Analyses of Waves 1-3 of our data indicated that impacts on minutes of cycling, walking, and driving were smaller in the first year than thereafter in the mini-Holland LTNs (Figure 2, Supplemental Information Table 2.3). Thus, the effects seen in the emergency LTNs may likewise increase over time, although this should not be assumed given the emergency LTNs generally lack complementary measures such as cycle tracks and junction improvements.
Perceptions of the local environment showed similar trends in all three intervention groups, with large positive impacts on cycling items (Table 2). There was no evidence of an effect on most of the non-cycling items, although statistically significant improvements were seen for ‘stop and talk to other people’ in both emergency and mini-Holland LTNs. This is interesting given that most of the increase in active travel at any Wave was made up of walking, yet the interventions were generally perceived as having more impact on the cycling environment. This apparent discrepancy would be a useful focus for future research.
In conclusion, the low-cost, rapidly-implemented emergency LTNs are associated with increased walking, possibly reduced car driving, and improved perceptions of the local cycling environment. Encouragingly, these early results are similar to or greater than those observed during the first year of the mini-Holland LTNs. Further research is needed to study LTNs with larger sample sizes and schemes outside Outer London, and could also include qualitative research on resident experiences.
Funding Acknowledgement
The People and Places study was funded by Transport for London (TfL), who also funded the mini-Holland scheme.
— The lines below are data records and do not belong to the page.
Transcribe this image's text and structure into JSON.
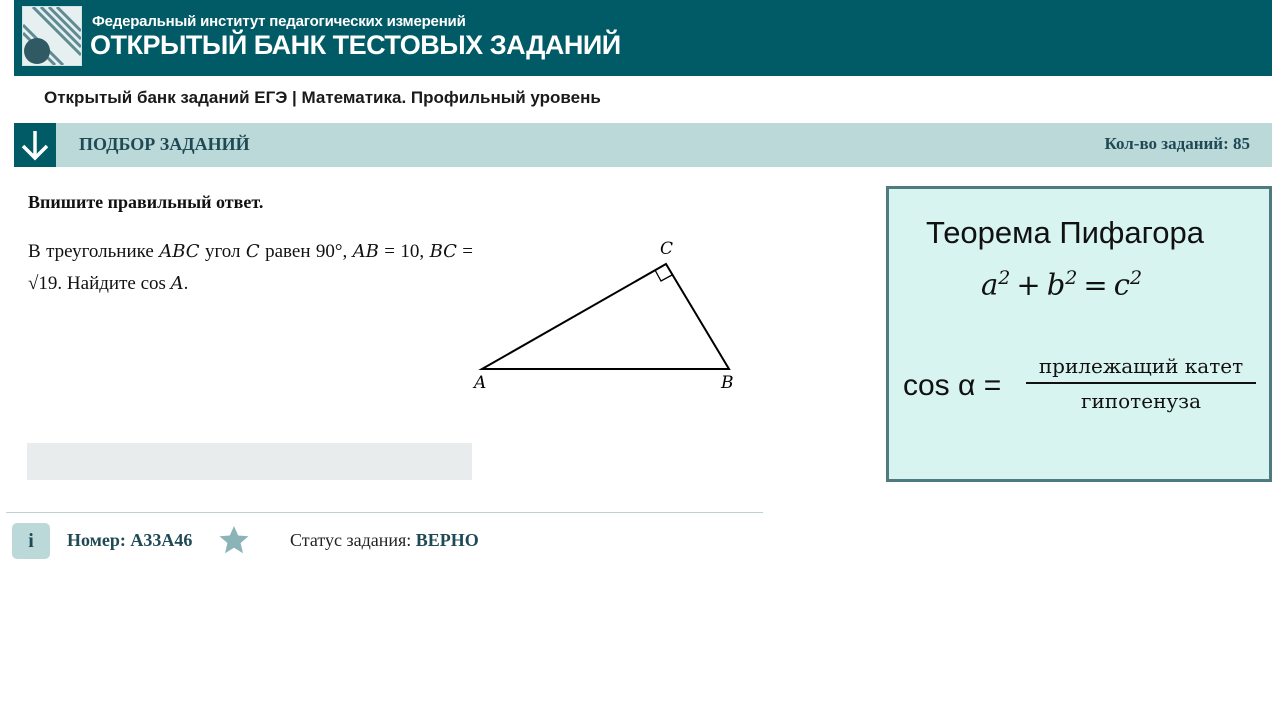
{
  "header": {
    "institute": "Федеральный институт педагогических измерений",
    "bank_title": "ОТКРЫТЫЙ БАНК ТЕСТОВЫХ ЗАДАНИЙ"
  },
  "breadcrumb": "Открытый банк заданий ЕГЭ | Математика. Профильный уровень",
  "selection_bar": {
    "title": "ПОДБОР ЗАДАНИЙ",
    "count_label": "Кол-во заданий: 85"
  },
  "task": {
    "instruction": "Впишите правильный ответ.",
    "text_parts": {
      "p1": "В треугольнике ",
      "abc": "ABC",
      "p2": " угол ",
      "c": "C",
      "p3": " равен 90°,",
      "ab": "AB",
      "p4": " = 10, ",
      "bc": "BC",
      "p5": " = √19. Найдите cos ",
      "a": "A",
      "p6": "."
    },
    "figure_labels": {
      "a": "A",
      "b": "B",
      "c": "C"
    },
    "answer_value": ""
  },
  "footer": {
    "info_icon_text": "i",
    "number_label": "Номер: A33A46",
    "status_label": "Статус задания: ",
    "status_value": "ВЕРНО"
  },
  "theory": {
    "title": "Теорема Пифагора",
    "formula_a": "a",
    "formula_b": "b",
    "formula_c": "c",
    "exp": "2",
    "plus": "+",
    "eq": "=",
    "cos_label": "cos α =",
    "numerator": "прилежащий катет",
    "denominator": "гипотенуза"
  },
  "colors": {
    "header_bg": "#005b66",
    "bar_bg": "#bcd9d9",
    "theory_bg": "#d7f4f0",
    "theory_border": "#4f7b80"
  }
}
The emergency LTNs were funded by the Department for Transport (DfT) via the Active Travel Fund. AG and RA have been awarded DfT funding to evaluate the Active Travel Fund programme as a whole, although this study does not form part of that work. Neither TfL nor DfT had any input into this article.
Note that little other active travel infrastructure was built in the rest of Outer London during 2016-2019, as the mini-Holland programme was the main funding stream for such activity in this time period.
For the mini-Holland LTNs, this is smaller than the estimates in our previous analyses (Aldred and Goodman 2020), or for Waves 1-3 combined (Supplemental Information Table 2.2). This may reflect effect sizes being attenuated by the substantial noise introduced by the ways in which Covid-19 has disrupted travel patterns and reduced total travel volumes for walking and driving.